Business use cases for Wilcoxon signed-rank test The Wilcoxon signed-rank test is generally used for non-parametric data (i.e. not normally distributed). When the sample gets large, the data will be approximately normally distributed. Therefore there is no need to use the Wilcoxon signed-rank test, and a parametric test would be preferred.
Considering this, the Wilcoxon signed-rank test would be most appropriate where we cannot get a large sample, and the sample is not normally distributed. (Please correct me if I am wrong).
Could you suggest to me a couple of business use cases for the use of the Wilcoxon signed-rank test?
 A: "When the sample gets large, the data will be approximately normally distributed."
This is absolutely not true, so the rest of the question is based on a false premise. There is no reason to expect a large sample up be any closer to Normal than a small one. Perhaps you've misunderstood the central limit theorem?
A: The gist of (good) nonparametric tests is that they are almost (but not quite) as good as parametric tests when the parametric assumptions are met, but they can blow away parametric approaches when the parametric assumptions are false.
Yes, t-tests have good robustness to deviations from normality, but this has to do with the type I error rate. The power can be quite poor, especially if you badly deviate from normality; for instance, log-normal distributions can have rather slow convergence, despite meeting the assumptions of the central limit theorem.

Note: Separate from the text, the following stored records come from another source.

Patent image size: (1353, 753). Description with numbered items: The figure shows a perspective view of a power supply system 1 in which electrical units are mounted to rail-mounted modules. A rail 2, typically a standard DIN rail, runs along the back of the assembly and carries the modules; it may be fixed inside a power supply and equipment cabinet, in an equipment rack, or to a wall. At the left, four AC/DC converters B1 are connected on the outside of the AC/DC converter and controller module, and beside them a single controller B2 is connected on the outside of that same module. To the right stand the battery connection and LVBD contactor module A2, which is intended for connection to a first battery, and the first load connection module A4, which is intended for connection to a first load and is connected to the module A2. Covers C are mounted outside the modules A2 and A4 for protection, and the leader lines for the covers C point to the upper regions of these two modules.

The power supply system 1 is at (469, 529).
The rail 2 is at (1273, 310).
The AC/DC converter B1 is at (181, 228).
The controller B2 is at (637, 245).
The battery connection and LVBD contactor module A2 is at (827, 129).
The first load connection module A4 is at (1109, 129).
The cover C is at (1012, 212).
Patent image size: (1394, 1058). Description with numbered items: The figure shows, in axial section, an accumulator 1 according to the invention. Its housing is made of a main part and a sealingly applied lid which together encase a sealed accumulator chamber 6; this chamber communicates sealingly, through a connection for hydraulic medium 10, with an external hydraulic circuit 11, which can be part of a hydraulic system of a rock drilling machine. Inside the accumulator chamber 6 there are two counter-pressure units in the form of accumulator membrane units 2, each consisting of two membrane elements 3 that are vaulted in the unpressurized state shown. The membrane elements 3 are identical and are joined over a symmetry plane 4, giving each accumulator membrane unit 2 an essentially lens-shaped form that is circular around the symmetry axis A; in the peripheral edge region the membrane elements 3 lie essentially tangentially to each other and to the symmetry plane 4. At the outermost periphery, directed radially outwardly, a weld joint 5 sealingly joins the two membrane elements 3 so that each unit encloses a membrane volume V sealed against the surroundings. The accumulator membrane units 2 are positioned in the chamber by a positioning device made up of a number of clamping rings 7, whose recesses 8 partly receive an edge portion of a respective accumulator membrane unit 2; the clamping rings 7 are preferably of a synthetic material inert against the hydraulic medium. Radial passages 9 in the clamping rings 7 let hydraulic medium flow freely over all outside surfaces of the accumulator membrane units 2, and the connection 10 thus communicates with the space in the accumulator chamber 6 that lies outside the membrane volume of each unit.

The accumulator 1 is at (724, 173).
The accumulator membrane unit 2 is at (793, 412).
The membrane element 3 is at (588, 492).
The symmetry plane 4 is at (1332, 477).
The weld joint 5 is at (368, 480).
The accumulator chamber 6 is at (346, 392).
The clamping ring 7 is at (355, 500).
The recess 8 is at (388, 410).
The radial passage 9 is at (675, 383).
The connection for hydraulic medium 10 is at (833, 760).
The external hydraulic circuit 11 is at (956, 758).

I’ll close with a link of possible interest.
A: One example application of the Wilcoxon signed-rank test is for comparing the performance of two classifiers across multiple datasets. See e.g. Demšar, "Statistical Comparisons of Classifiers over Multiple Data Sets" JMLR 2006.
It is argued this is better than the (often-used) t-test because the t-test assumes a normal distribution and commensurate differences in performance across multiple datasets.